Different phases of the software development life cycle ('SDLC') pose different challenges and call for different tools and practices. While it’s important to think about how projects or products will be built in the long-term, it’s also important to make sure the engineering team can quickly go to market.

Here is a quick comparison of how a Monolithic architecture compares to a Microservice architecture in the early days of the product life cycle.

Development Velocity in the Early Days of the SLDC

Monolith

Excellent

Microservices

Poor

Definition

The ability to move fast at the early days of the SDLC

Monolith

A Monolith with it's single code-base, enables developers to implement changes quickly and deploy fast.

Microservices

Microservice architecture requires management that is usually considered a ‘devops’ skill-set and often requires an orchestration tool (e.g. Docker Compose, Kubernetes, ECS).

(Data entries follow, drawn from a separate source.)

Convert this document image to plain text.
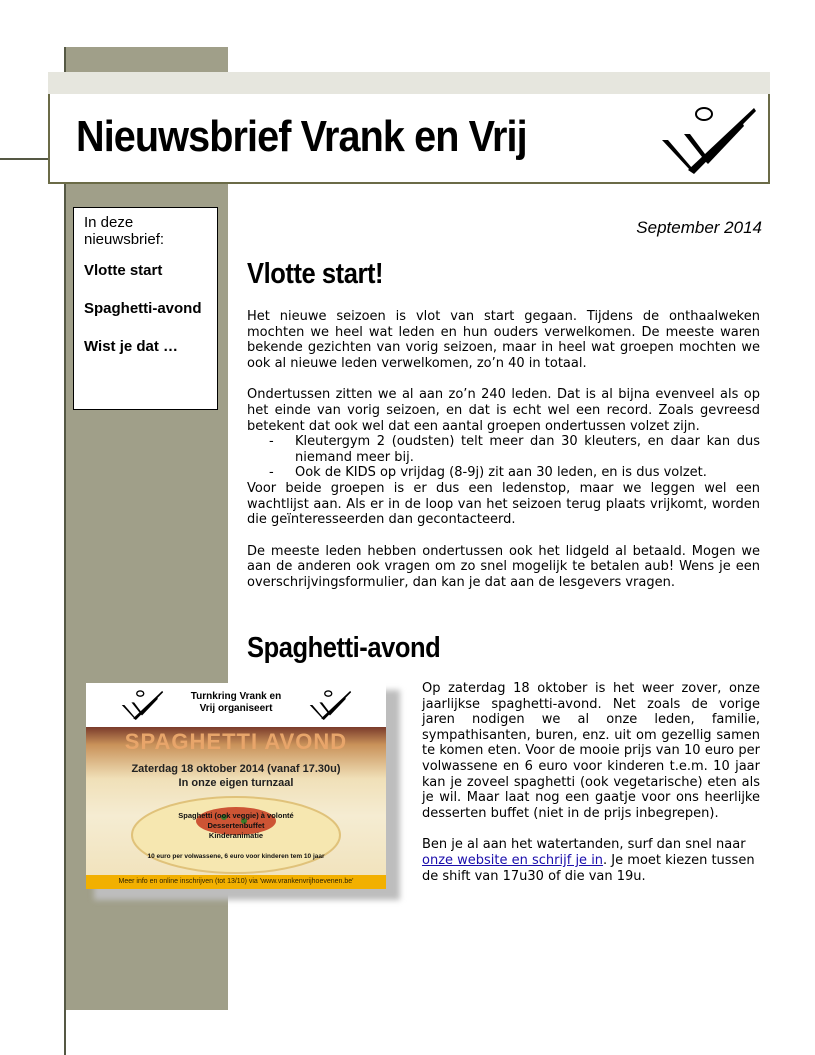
Nieuwsbrief Vrank en Vrij
In deze nieuwsbrief:
Vlotte start
Spaghetti-avond
Wist je dat …
September 2014
Vlotte start!

Het nieuwe seizoen is vlot van start gegaan. Tijdens de onthaalweken mochten we heel wat leden en hun ouders verwelkomen. De meeste waren bekende gezichten van vorig seizoen, maar in heel wat groepen mochten we ook al nieuwe leden verwelkomen, zo’n 40 in totaal.

Ondertussen zitten we al aan zo’n 240 leden. Dat is al bijna evenveel als op het einde van vorig seizoen, en dat is echt wel een record. Zoals gevreesd betekent dat ook wel dat een aantal groepen ondertussen volzet zijn.
- Kleutergym 2 (oudsten) telt meer dan 30 kleuters, en daar kan dus niemand meer bij.
- Ook de KIDS op vrijdag (8-9j) zit aan 30 leden, en is dus volzet.

Voor beide groepen is er dus een ledenstop, maar we leggen wel een wachtlijst aan. Als er in de loop van het seizoen terug plaats vrijkomt, worden die geïnteresseerden dan gecontacteerd.

De meeste leden hebben ondertussen ook het lidgeld al betaald. Mogen we aan de anderen ook vragen om zo snel mogelijk te betalen aub! Wens je een overschrijvingsformulier, dan kan je dat aan de lesgevers vragen.

Spaghetti-avond
Turnkring Vrank en Vrij organiseert
SPAGHETTI AVOND
Zaterdag 18 oktober 2014 (vanaf 17.30u)
In onze eigen turnzaal
Spaghetti (ook veggie) à volonté
Dessertenbuffet
Kinderanimatie
10 euro per volwassene, 6 euro voor kinderen tem 10 jaar
Meer info en online inschrijven (tot 13/10) via 'www.vrankenvrijhoevenen.be'

Op zaterdag 18 oktober is het weer zover, onze jaarlijkse spaghetti-avond. Net zoals de vorige jaren nodigen we al onze leden, familie, sympathisanten, buren, enz. uit om gezellig samen te komen eten. Voor de mooie prijs van 10 euro per volwassene en 6 euro voor kinderen t.e.m. 10 jaar kan je zoveel spaghetti (ook vegetarische) eten als je wil. Maar laat nog een gaatje voor ons heerlijke desserten buffet (niet in de prijs inbegrepen).

Ben je al aan het watertanden, surf dan snel naar onze website en schrijf je in. Je moet kiezen tussen de shift van 17u30 of die van 19u.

The ‘manageability’ overhead can slow down velocity and require a skill-set that isn’t as common as a development skill-set.

Development Velocity in the Maturity Stage of the SLDC

Monolith

Poor

Microservices

Excellent

Definition

The ability to go fast as the software becomes mature and feature rich

Monolith

As the software matures and become feature-rich, the Monolithic architecture is likely to become complex and heavy, causing releases to delay and velocity to come to a SCREECHING halt - at that time teams usually consider either a complete re-factoring or re-architecture, which are both very costly and challenging. Techstacks get old very fast and Monolithic architecture usually inhibits upgrading the techstack causing the architecture to grow old at the pace of software development.

Microservices

Microservices enable high velocity even when the software matures. If implemented right, you shouldn’t expect any velocity impact once the software matures, on the contrary as it supports upgrading the techstack that usually causes the pace of software development to move even faster.

Independent roadmaps for Microservices allow for shorter release cycles, when a service team can deploy only one service instead of the entire system. This is when you move from a bi-weekly sprint and deployment cadence to several times per day deploy cadence.

Conclusion

While Monolithic architecture provides agility and simplicity in the early days of the SDLC when the architecture is simple, it becomes a nightmare to maintain and evolve as the software matures and architecture becomes more complex and rich with features.

Microservices on the other hand, can be an overkill to start with, but are definitely beneficial once the software becomes feature rich, enabling agility and making the software easy to evolve.

While a Monolithic architecture can be an easy choice for new companies, teams, products or projects, Microservices are likely to be the software architecture style of choice for the long run. While it does require extra effort in terms of ‘manageability’ and a ‘devops’ skillset, the benefits it provides in the long run are far greater than the required investment.

The best advice in this case: create a Microservices infrastructure as soon as possible and seriously consider a managed service that significantly reduces the ‘manageability’ challenge. If you do start with a Monolith, build a Microservice-ready Monolith.